Flört tuzlu su gibidir, içtikçe susatır. Bu arayış hiçbir zaman mutlulukla sonuçlanmayacaktır. Derler ki ceylanın seke seke koşmasının, oraya buraya atlayarak hızlı hareketler ve ani dönüşlerle sağa sola seğirtmesinin hikmeti, hayatı boyunca burnuna gelen o enfes misk kokusunu arayıştır. Hâlbuki kokunun kaynağı ceylanın göbeğindedir. Fakat o bunun farkında değildir. Bütün hayat boyu onu arayarak yaşar ve bulamadan da ölür.
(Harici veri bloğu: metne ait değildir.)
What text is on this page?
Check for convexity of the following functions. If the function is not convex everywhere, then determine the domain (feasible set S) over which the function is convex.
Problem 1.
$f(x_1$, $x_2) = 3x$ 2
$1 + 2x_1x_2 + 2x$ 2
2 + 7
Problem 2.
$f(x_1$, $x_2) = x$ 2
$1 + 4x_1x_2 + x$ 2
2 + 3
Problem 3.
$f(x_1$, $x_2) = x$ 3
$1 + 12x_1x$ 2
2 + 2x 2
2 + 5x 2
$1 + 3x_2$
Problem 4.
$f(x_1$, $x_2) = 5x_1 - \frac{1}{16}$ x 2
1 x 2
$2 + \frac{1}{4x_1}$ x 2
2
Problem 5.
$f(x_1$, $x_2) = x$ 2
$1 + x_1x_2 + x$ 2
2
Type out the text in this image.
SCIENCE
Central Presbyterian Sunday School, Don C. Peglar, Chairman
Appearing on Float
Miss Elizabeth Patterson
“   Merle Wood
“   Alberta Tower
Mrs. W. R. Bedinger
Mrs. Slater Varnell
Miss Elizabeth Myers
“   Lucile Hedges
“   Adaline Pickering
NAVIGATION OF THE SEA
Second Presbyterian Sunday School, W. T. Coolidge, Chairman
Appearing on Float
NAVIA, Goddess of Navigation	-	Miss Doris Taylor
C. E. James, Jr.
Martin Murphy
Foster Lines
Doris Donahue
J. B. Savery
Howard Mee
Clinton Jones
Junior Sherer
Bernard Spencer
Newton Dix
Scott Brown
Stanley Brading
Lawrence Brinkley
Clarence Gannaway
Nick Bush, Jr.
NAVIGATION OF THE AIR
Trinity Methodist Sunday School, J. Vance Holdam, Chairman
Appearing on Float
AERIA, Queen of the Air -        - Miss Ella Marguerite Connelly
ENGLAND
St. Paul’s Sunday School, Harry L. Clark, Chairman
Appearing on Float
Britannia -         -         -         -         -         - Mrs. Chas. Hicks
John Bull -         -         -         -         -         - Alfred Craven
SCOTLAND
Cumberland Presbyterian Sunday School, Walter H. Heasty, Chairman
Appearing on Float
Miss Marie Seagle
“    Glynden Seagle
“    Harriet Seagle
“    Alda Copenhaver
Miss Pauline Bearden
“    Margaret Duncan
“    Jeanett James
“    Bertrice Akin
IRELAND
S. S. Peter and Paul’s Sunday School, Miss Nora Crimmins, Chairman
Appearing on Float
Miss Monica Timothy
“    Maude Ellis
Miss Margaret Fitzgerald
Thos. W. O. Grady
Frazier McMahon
Dolayısıyla flört, kesinlikle bir kaçıştır. Ruhun açlıktan kıvranmasının çektiği ıztırabı dindirmenin en ilkel yollarından biridir.
İnsan aslında Allah’ı arar. Özündeki ilâhî, esrarlı noktayı arar durur. O ilâhî nokta kişinin kendisindedir. “Kendini bilen Rabbini bilir” sözünün bir hikmeti de bu olsa gerektir. Oysa bütün tutum ve davranışlarında, söz, eylem ve düşüncelerinde, arzu ve emellerinde aslında etkin olan kendisi bile değildir. Hep başkasının rolünü oynar, başkası adına yapar. Kendiyle yüzleşemez, çünkü henüz ortada bir “kendi” yoktur. İnsanın kendi olması, yaratılışının amacıdır. İnsan flörtle varlığının anlamını daha geniş ve aşkın bir anlam içinde bulma özlemini, adresini şaşırmış bir avare gibi yanlışta gidermeye çalışır.
Hasılı, tüketimin ahlâkı, nesneler arasında ayrım yapmaz. Flörtte genelde bir tüketme güdüsünün insan üzerindeki hâkimiyeti vardır. Her tüketilen şey, tüketildiği andan itibaren tüketiciyi tatmin edemediği için tüketici yeni bir tüketim arayışına girecek ve bu kısır döngü sürekli devam edecektir. Flört için yeni arayışların, hep elinde olmayana meyletmenin, sürekli ötekini arzulamanın psikolojik sebebi budur. Muhatabı bir insan gibi değil de bir nesne gibi görme ve bir eşyaya sahip olma anlayışı içerisinde flört yapma isteği, bu ahlâkî yaklaşımın bir tezahürüdür.
Flört dediğimiz şey aslında ne evli insanların sahip oldukları güzelliklere sahip olabileceğiniz ne de bekâr bir insanın berrak zihin yapısına sahip olacağınız bir durumdan öte hastalıklı bir kafa ve kalbin tezahürüdür. Yani kendinizi geliştirmek ve hayatınızı düzenlemek, gelişiminizi tamamlamak için harcayacağınız çok kıymetli vakitleri ve motivasyonu olmadık işler için çarçur etmekten başka bir şey değildir.